C’est un alpage diapré d’étoiles filantes mais aussi montantes qui accueillera un public toujours plus nombreux. Les premières font escale sur les plus grandes scènes du monde, les secondes suivent leur trajectoire. Ainsi on croisera cet été à Gstaad des artistes que l’on ne présente plus, tel que Cecilia Bartoli et sa voix d’or au timbre velouté qui chantera des «Canzoni d’amore», Elina Garanča dans le Requiem de Verdi, Marina Viotti, notre mezzo-soprano suisse adorée dans des airs de Bizet, Sonya Yoncheva dans une version concert de Norma. Les frères Jussen et la magie du piano à quatre mains seront également les invités du festival, sans oublier Daniil Trifonov oscillant entre les valses nostalgiques de Chopin et l’enfance perdue de Tchaïkovski. Last but not least, la belle et rebelle Khatia Buniatishvili ne manquera pas le rendez-vous de Gstaad avec un récital surprise.

La liste est loin d’être exhaustive et comme on a pu s’en apercevoir déjà les années précédentes le festival fera également la part belle aux musiques populaires et folkloriques, celles qui rassemblent, celles qui rappellent le pays et qui donnent les larmes aux yeux parce qu’on sent profondément lui appartenir. Le récital de Regula Mühlemann, entre autres, incarnera cette nostalgie avec «Les chants du pays».

Sur l’Eggli, tradition oblige, alors que Fazil Say soufflera une brise orientale, les Choral Scholars, fine fleur de la grande tradition chorale britannique, nous emmèneront de par le monde, alors que le Yodel rencontrera Gershwin à l’alpage lors d’un flying brunch !

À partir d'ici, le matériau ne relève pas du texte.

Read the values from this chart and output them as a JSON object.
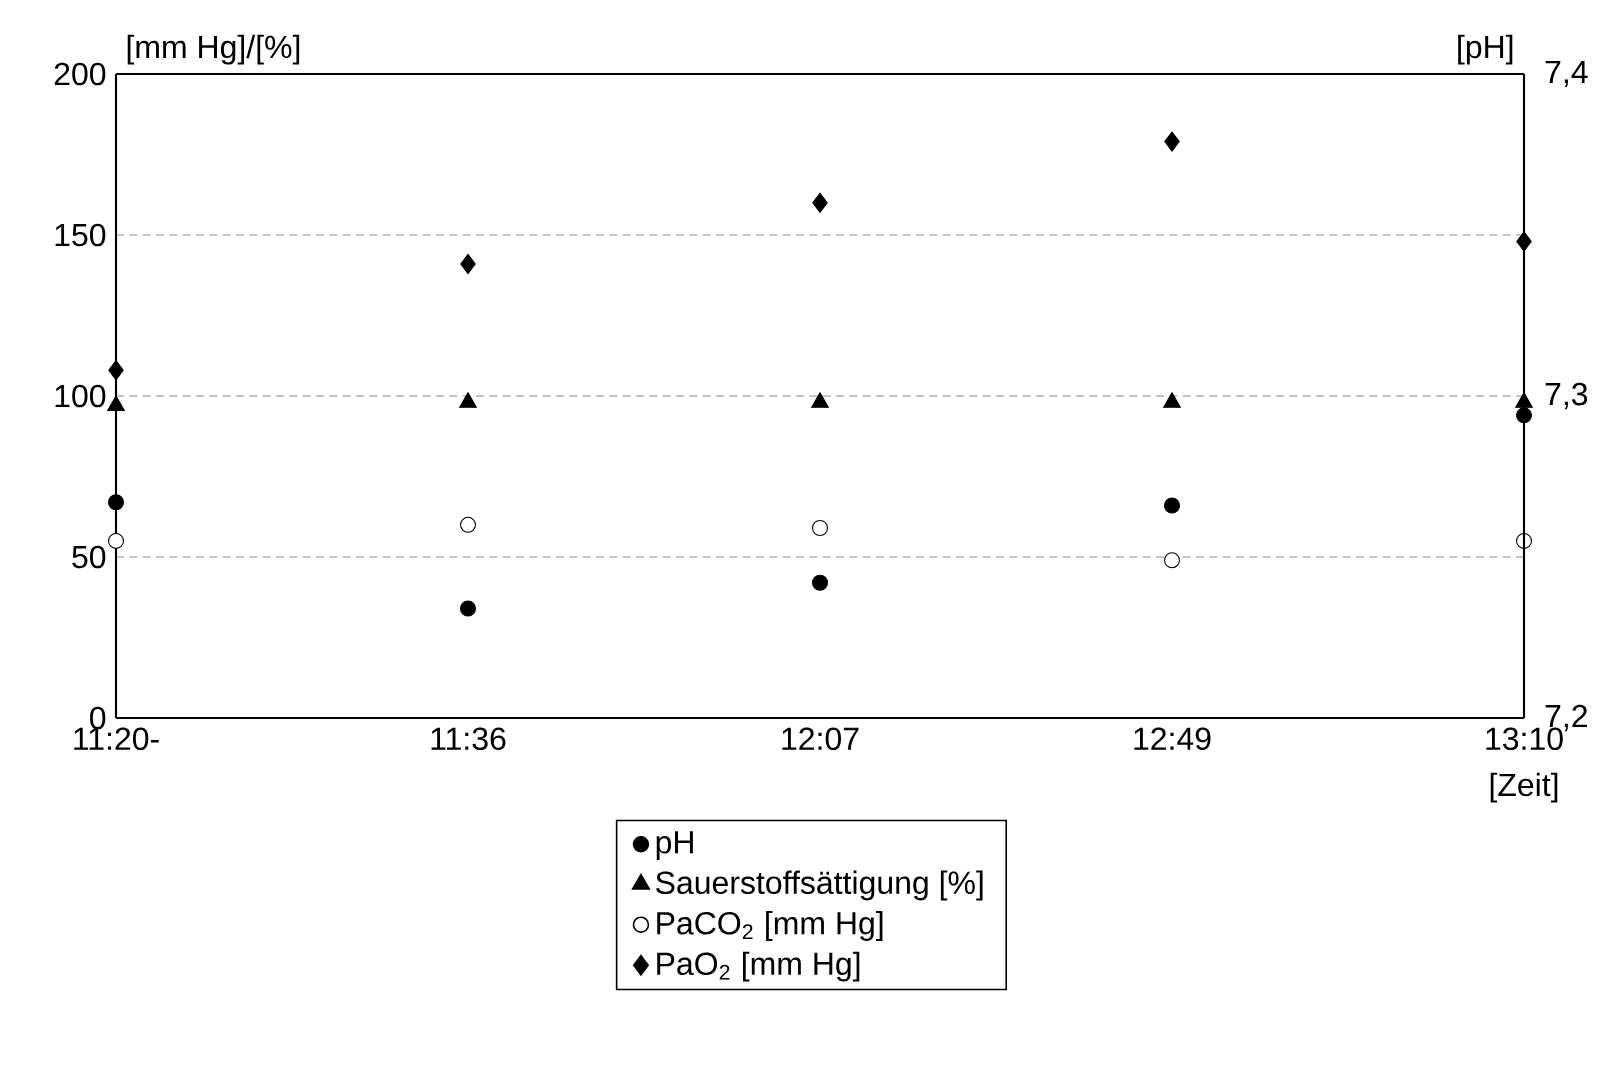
{
  "chart_data": {
    "type": "scatter",
    "ylabel": "[mm Hg]/[%]",
    "y2label": "[pH]",
    "xlabel": "[Zeit]",
    "categories": [
      "11:20-",
      "11:36",
      "12:07",
      "12:49",
      "13:10"
    ],
    "ylim": [
      0,
      200
    ],
    "yticks": [
      0,
      50,
      100,
      150,
      200
    ],
    "y2lim": [
      7.2,
      7.4
    ],
    "y2ticks": [
      {
        "value": 7.2,
        "label": "7,2"
      },
      {
        "value": 7.3,
        "label": "7,3"
      },
      {
        "value": 7.4,
        "label": "7,4"
      }
    ],
    "grid": "y",
    "legend": "bottom",
    "series": [
      {
        "name": "pH",
        "color": "#000000",
        "marker": "circle",
        "axis": "y2",
        "values": [
          7.267,
          7.234,
          7.242,
          7.266,
          7.294
        ]
      },
      {
        "name": "Sauerstoffsättigung [%]",
        "color": "#000000",
        "marker": "triangle",
        "values": [
          97,
          98,
          98,
          98,
          98
        ]
      },
      {
        "name": "PaCO$_{2}$ [mm Hg]",
        "color": "#ffffff",
        "marker": "circle",
        "values": [
          55,
          60,
          59,
          49,
          55
        ]
      },
      {
        "name": "PaO$_{2}$ [mm Hg]",
        "color": "#000000",
        "marker": "diamond",
        "values": [
          108,
          141,
          160,
          179,
          148
        ]
      }
    ]
  }
}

On ne saurait parler du festival sans évoquer la Menuhin Academy qui chaque année s’engage auprès de jeunes talents. La transmission, celle que le grand Menuhin souhaitait, se manifeste par l’encouragement et l’aide financière prodiguée à de jeunes musiciens que le public aura la chance de découvrir lors de concerts mais aussi dans le cadre de master classes. Une chance unique pour découvrir combien la musique est une discipline des plus exigeantes qui laisse peu de place au compromis et encore moins à l’approximation.

Cette dernière édition sur le Changement marquera aussi le départ de Christoph Müller. Celui qui, pendant 25 ans, a perpétué l’excellence mais aussi mené une profonde réflexion sur la musique comme restitution des sentiments humains liés au changement sous toutes ses formes.